Ya no necesitas llenar las montañas de insecticida, de Briè, ni embadurnar los árboles de visco para apresar aves, porque tu arte ya no te exige el silencio contemplativo de esa naturaleza que cada primavera matabas para que no osara inspirarte melodía o sonido que no partiera de tu imaginación. A tu perra no sólo le extirpaste los ovarios, sino que también le robaste sus cuerdas vocales, no porque ladrara a los pájaros, que ya no los había, sino para que no pudiera manifestar alegría con un sonido de ladrido que no hubieras inventado tú. Y cuando enloqueció de impotencia, porque hasta el rabo le cortaste para que no tamborileara contra los muebles y las puertas, se dejó ahogar una mañana de verano en el lago donde solías pescar peces mudos que luego conservabas en peceras frigoríficas de cuarzo translúcido y multicolor.
Has perdido la inspiración para componer de Briè, pero aún puedes dirigir tan leve como un ángel; y según Le Figaro, tus imperceptibles movimientos sobre el podio despiertan todavía las más sutiles sonoridades, porque no necesitas fuerza, ni aparentar crudeza para desbocar a la orquesta hacia el éxtasis; pero la clara distinción de tu arte, comenta The Times, surge cuando la música, casi silente, parece flotar en un piélago de mil corazones atónitos y contenidos.
Por eso no puede huir, maestro. Los contratos le obligan más allá de la enfermedad y la muerte, profesor. Pero ¿a dónde va? ¿Cómo sale sin abrigo?

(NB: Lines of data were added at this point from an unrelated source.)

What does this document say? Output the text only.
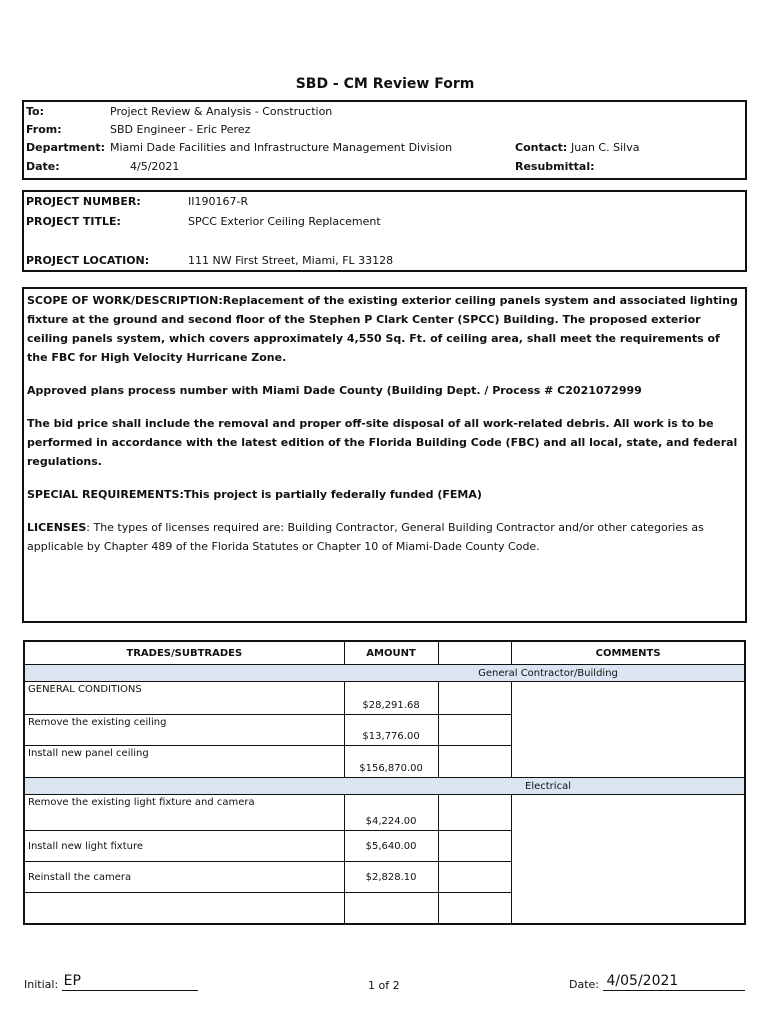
SBD - CM Review Form
To:	Project Review & Analysis - Construction
From:	SBD Engineer - Eric Perez
Department: Miami Dade Facilities and Infrastructure Management Division	Contact: Juan C. Silva
Date:	4/5/2021	Resubmittal:
PROJECT NUMBER:	II190167-R
PROJECT TITLE:	SPCC Exterior Ceiling Replacement
PROJECT LOCATION:	111 NW First Street, Miami, FL 33128

SCOPE OF WORK/DESCRIPTION:Replacement of the existing exterior ceiling panels system and associated lighting fixture at the ground and second floor of the Stephen P Clark Center (SPCC) Building. The proposed exterior ceiling panels system, which covers approximately 4,550 Sq. Ft. of ceiling area, shall meet the requirements of the FBC for High Velocity Hurricane Zone.

Approved plans process number with Miami Dade County (Building Dept. / Process # C2021072999

The bid price shall include the removal and proper off-site disposal of all work-related debris. All work is to be performed in accordance with the latest edition of the Florida Building Code (FBC) and all local, state, and federal regulations.

SPECIAL REQUIREMENTS:This project is partially federally funded (FEMA)

LICENSES: The types of licenses required are: Building Contractor, General Building Contractor and/or other categories as applicable by Chapter 489 of the Florida Statutes or Chapter 10 of Miami-Dade County Code.

TRADES/SUBTRADES	AMOUNT		COMMENTS
General Contractor/Building			
GENERAL CONDITIONS	$28,291.68		
Remove the existing ceiling	$13,776.00		
Install new panel ceiling	$156,870.00		
Electrical			
Remove the existing light fixture and camera	$4,224.00		
Install new light fixture	$5,640.00		
Reinstall the camera	$2,828.10		

Initial: EP	1 of 2	Date: 4/05/2021
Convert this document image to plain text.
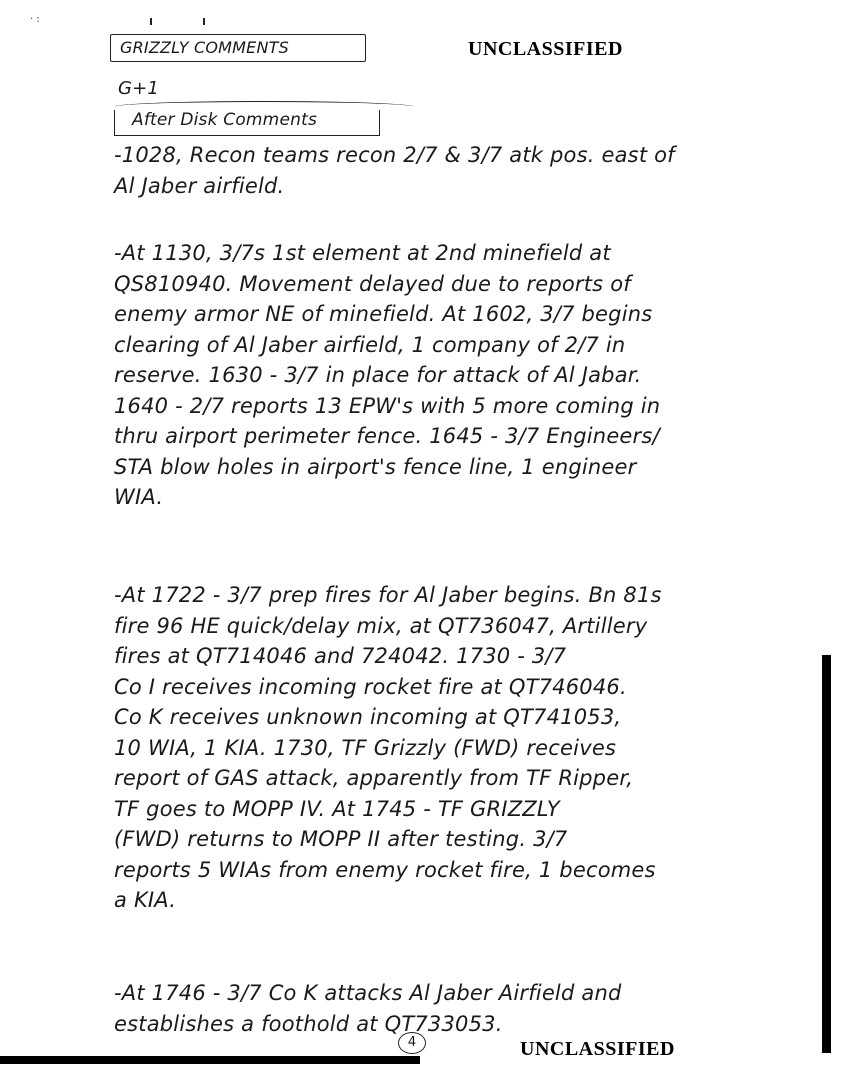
· :
GRIZZLY COMMENTS	UNCLASSIFIED
G+1
After Disk Comments
-1028, Recon teams recon 2/7 & 3/7 atk pos. east of
Al Jaber airfield.
-At 1130, 3/7s 1st element at 2nd minefield at
QS810940. Movement delayed due to reports of
enemy armor NE of minefield. At 1602, 3/7 begins
clearing of Al Jaber airfield, 1 company of 2/7 in
reserve. 1630 - 3/7 in place for attack of Al Jabar.
1640 - 2/7 reports 13 EPW's with 5 more coming in
thru airport perimeter fence. 1645 - 3/7 Engineers/
STA blow holes in airport's fence line, 1 engineer
WIA.
-At 1722 - 3/7 prep fires for Al Jaber begins. Bn 81s
fire 96 HE quick/delay mix, at QT736047, Artillery
fires at QT714046 and 724042. 1730 - 3/7
Co I receives incoming rocket fire at QT746046.
Co K receives unknown incoming at QT741053,
10 WIA, 1 KIA. 1730, TF Grizzly (FWD) receives
report of GAS attack, apparently from TF Ripper,
TF goes to MOPP IV. At 1745 - TF GRIZZLY
(FWD) returns to MOPP II after testing. 3/7
reports 5 WIAs from enemy rocket fire, 1 becomes
a KIA.
-At 1746 - 3/7 Co K attacks Al Jaber Airfield and
establishes a foothold at QT733053.
4	UNCLASSIFIED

Que la noche está fría, y sin pajarita, Moisés, hijo, ven que te abrigue y que te arrope esa garganta que siempre tuviste débil…

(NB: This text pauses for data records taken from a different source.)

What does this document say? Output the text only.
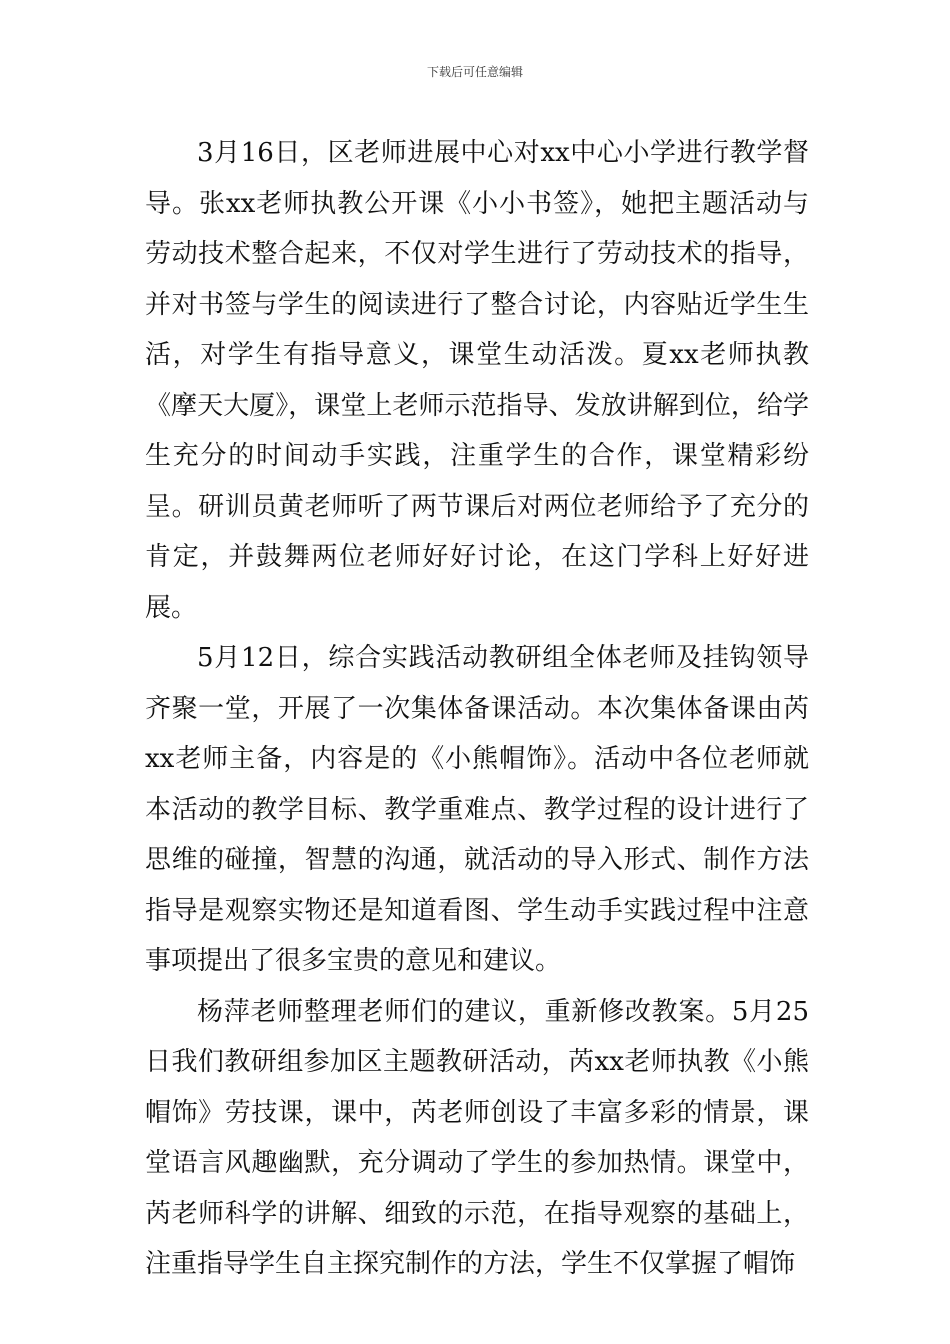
下载后可任意编辑

3月16日，区老师进展中心对xx中心小学进行教学督导。张xx老师执教公开课《小小书签》，她把主题活动与劳动技术整合起来，不仅对学生进行了劳动技术的指导，并对书签与学生的阅读进行了整合讨论，内容贴近学生生活，对学生有指导意义，课堂生动活泼。夏xx老师执教《摩天大厦》，课堂上老师示范指导、发放讲解到位，给学生充分的时间动手实践，注重学生的合作，课堂精彩纷呈。研训员黄老师听了两节课后对两位老师给予了充分的肯定，并鼓舞两位老师好好讨论，在这门学科上好好进展。

5月12日，综合实践活动教研组全体老师及挂钩领导齐聚一堂，开展了一次集体备课活动。本次集体备课由芮xx老师主备，内容是的《小熊帽饰》。活动中各位老师就本活动的教学目标、教学重难点、教学过程的设计进行了思维的碰撞，智慧的沟通，就活动的导入形式、制作方法指导是观察实物还是知道看图、学生动手实践过程中注意事项提出了很多宝贵的意见和建议。

杨萍老师整理老师们的建议，重新修改教案。5月25日我们教研组参加区主题教研活动，芮xx老师执教《小熊帽饰》劳技课，课中，芮老师创设了丰富多彩的情景，课堂语言风趣幽默，充分调动了学生的参加热情。课堂中，芮老师科学的讲解、细致的示范，在指导观察的基础上，注重指导学生自主探究制作的方法，学生不仅掌握了帽饰
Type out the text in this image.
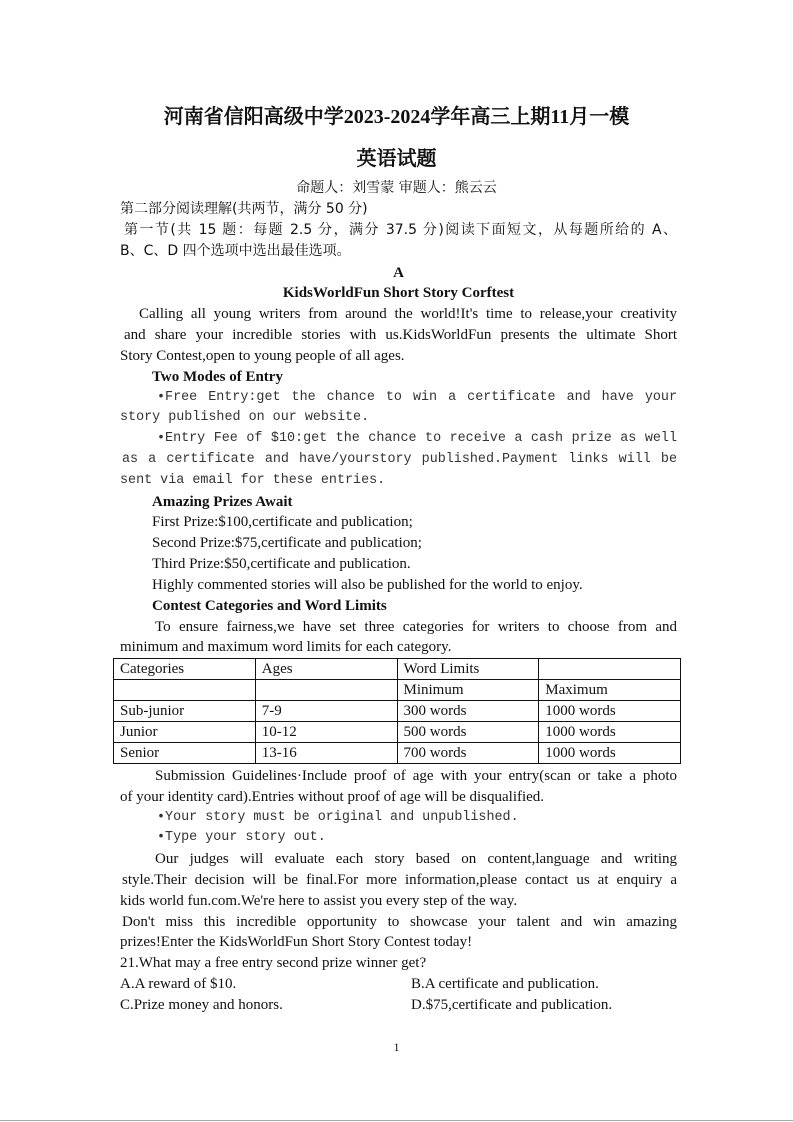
河南省信阳高级中学2023-2024学年高三上期11月一模
英语试题
命题人：刘雪蒙 审题人：熊云云
第二部分阅读理解(共两节，满分 50 分)
第一节(共 15 题：每题 2.5 分，满分 37.5 分)阅读下面短文，从每题所给的 A、
B、C、D 四个选项中选出最佳选项。
A
KidsWorldFun Short Story Corftest
Calling all young writers from around the world!It's time to release,your creativity
and share your incredible stories with us.KidsWorldFun presents the ultimate Short
Story Contest,open to young people of all ages.
Two Modes of Entry
•Free Entry:get the chance to win a certificate and have your
story published on our website.
•Entry Fee of $10:get the chance to receive a cash prize as well
as a certificate and have/yourstory published.Payment links will be
sent via email for these entries.
Amazing Prizes Await
First Prize:$100,certificate and publication;
Second Prize:$75,certificate and publication;
Third Prize:$50,certificate and publication.
Highly commented stories will also be published for the world to enjoy.
Contest Categories and Word Limits
To ensure fairness,we have set three categories for writers to choose from and
minimum and maximum word limits for each category.
Categories	Ages	Word Limits	
		Minimum	Maximum
Sub-junior	7-9	300 words	1000 words
Junior	10-12	500 words	1000 words
Senior	13-16	700 words	1000 words
Submission Guidelines·Include proof of age with your entry(scan or take a photo
of your identity card).Entries without proof of age will be disqualified.
•Your story must be original and unpublished.
•Type your story out.
Our judges will evaluate each story based on content,language and writing
style.Their decision will be final.For more information,please contact us at enquiry a
kids world fun.com.We're here to assist you every step of the way.
Don't miss this incredible opportunity to showcase your talent and win amazing
prizes!Enter the KidsWorldFun Short Story Contest today!
21.What may a free entry second prize winner get?
A.A reward of $10.	B.A certificate and publication.
C.Prize money and honors.	D.$75,certificate and publication.
1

Pero que resistió la navaja de tu primer despecho cuando la viste huir con aquel timbal de piernas flacas y cara de caballo que debía dar los últimos sones de tu cuarta sinfonía, esa que nadie entendió y de la que hoy ningún aficionado carece. Desde entonces, y según dice Guillermo José Leguineche, no suena percusión que la parió en ninguna de tus sinfonías y los platillos, tan caros en tus direcciones de otros compositores, tan sólo aparecieron una vez y como de puntillas en una fuga en la que la flauta no acababa de entenderse con el violonchelo de Laura, “la querida, la última Laura de los pechos recios y sonoros, la única que ya no me habla porque sabe que no la escucho, y cuyo legato aún me hace olvidar este sinsentido atroz que nadie comprende porque, ¡qué van a entender esos horteras de un sordo que dirige a ciegas!”.

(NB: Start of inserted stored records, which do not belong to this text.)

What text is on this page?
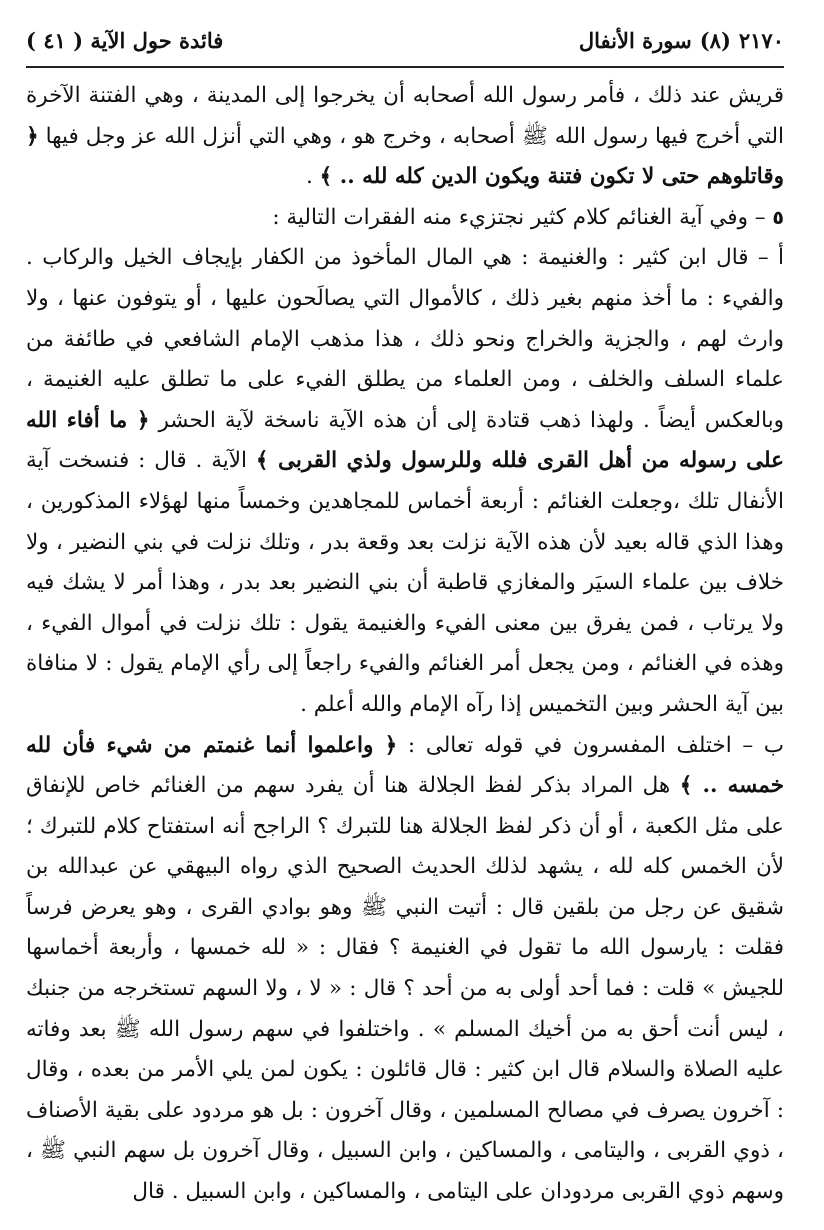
٢١٧٠
(٨)
سورة الأنفال
فائدة حول الآية ( ٤١ )

قريش عند ذلك ، فأمر رسول الله أصحابه أن يخرجوا إلى المدينة ، وهي الفتنة الآخرة التي أخرج فيها رسول الله ﷺ أصحابه ، وخرج هو ، وهي التي أنزل الله عز وجل فيها ﴿ وقاتلوهم حتى لا تكون فتنة ويكون الدين كله لله .. ﴾ .

٥ – وفي آية الغنائم كلام كثير نجتزيء منه الفقرات التالية :

أ – قال ابن كثير : والغنيمة : هي المال المأخوذ من الكفار بإيجاف الخيل والركاب . والفيء : ما أخذ منهم بغير ذلك ، كالأموال التي يصالَحون عليها ، أو يتوفون عنها ، ولا وارث لهم ، والجزية والخراج ونحو ذلك ، هذا مذهب الإمام الشافعي في طائفة من علماء السلف والخلف ، ومن العلماء من يطلق الفيء على ما تطلق عليه الغنيمة ، وبالعكس أيضاً . ولهذا ذهب قتادة إلى أن هذه الآية ناسخة لآية الحشر ﴿ ما أفاء الله على رسوله من أهل القرى فلله وللرسول ولذي القربى ﴾ الآية . قال : فنسخت آية الأنفال تلك ،وجعلت الغنائم : أربعة أخماس للمجاهدين وخمساً منها لهؤلاء المذكورين ، وهذا الذي قاله بعيد لأن هذه الآية نزلت بعد وقعة بدر ، وتلك نزلت في بني النضير ، ولا خلاف بين علماء السيَر والمغازي قاطبة أن بني النضير بعد بدر ، وهذا أمر لا يشك فيه ولا يرتاب ، فمن يفرق بين معنى الفيء والغنيمة يقول : تلك نزلت في أموال الفيء ، وهذه في الغنائم ، ومن يجعل أمر الغنائم والفيء راجعاً إلى رأي الإمام يقول : لا منافاة بين آية الحشر وبين التخميس إذا رآه الإمام والله أعلم .

ب – اختلف المفسرون في قوله تعالى : ﴿ واعلموا أنما غنمتم من شيء فأن لله خمسه .. ﴾ هل المراد بذكر لفظ الجلالة هنا أن يفرد سهم من الغنائم خاص للإنفاق على مثل الكعبة ، أو أن ذكر لفظ الجلالة هنا للتبرك ؟ الراجح أنه استفتاح كلام للتبرك ؛ لأن الخمس كله لله ، يشهد لذلك الحديث الصحيح الذي رواه البيهقي عن عبدالله بن شقيق عن رجل من بلقين قال : أتيت النبي ﷺ وهو بوادي القرى ، وهو يعرض فرساً فقلت : يارسول الله ما تقول في الغنيمة ؟ فقال : « لله خمسها ، وأربعة أخماسها للجيش » قلت : فما أحد أولى به من أحد ؟ قال : « لا ، ولا السهم تستخرجه من جنبك ، ليس أنت أحق به من أخيك المسلم » . واختلفوا في سهم رسول الله ﷺ بعد وفاته عليه الصلاة والسلام قال ابن كثير : قال قائلون : يكون لمن يلي الأمر من بعده ، وقال : آخرون يصرف في مصالح المسلمين ، وقال آخرون : بل هو مردود على بقية الأصناف ، ذوي القربى ، واليتامى ، والمساكين ، وابن السبيل ، وقال آخرون بل سهم النبي ﷺ ، وسهم ذوي القربى مردودان على اليتامى ، والمساكين ، وابن السبيل . قال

Siempre le gustó la nieve, maestro, y ahora nieva de Briè, como en Garmisch, cuando aún eras un oscuro director de pasado inefable y tu padre te buscaba, perseguido y moribundo. Pero tú debías escamotearle ante la posteridad para mostrarte como un genio emergiendo de la nada. Y cuando le viste por última vez, una noche de éxito, después de haber interpretado entre telúricas mareas una inconclusa melodía bruckneriana, te pareció dormido en la primera fila, o eso creíste: sin embargo, él nunca dormía. Siete propinas le regalaste al enfervorizado auditorio, pero él siempre dormía, y cuando la muchedumbre se dispersó él quedo allí, solo, con la cabeza apoyada sobre la mano doblada, con el codo sobre el brazo de la butaca y con el programa de mano sobre las piernas abierto por la foto de su hijo y por una biografía en la que él no estaba, como si Moisés hubiese nacido de la nada. Estaba muerto, de Briè, fulminado por tu interpretación de aquella música con la que enloquecía a su propio auditorio de presos, mientras recordaba a su hijo lejano y las historias que sus espías le contaban cuando descansaba en las noches inclementes de insomnio. A pesar de la distancia y del tiempo le reconociste, de Briè, y desde tu balcón azul descendiste hasta ese infierno que aún te miraba, Moisés. Recuerdas que olía a desinfectante, ese cadáver que parecía tener aún prendida entre los labios el temblor de la melodía de tu batuta.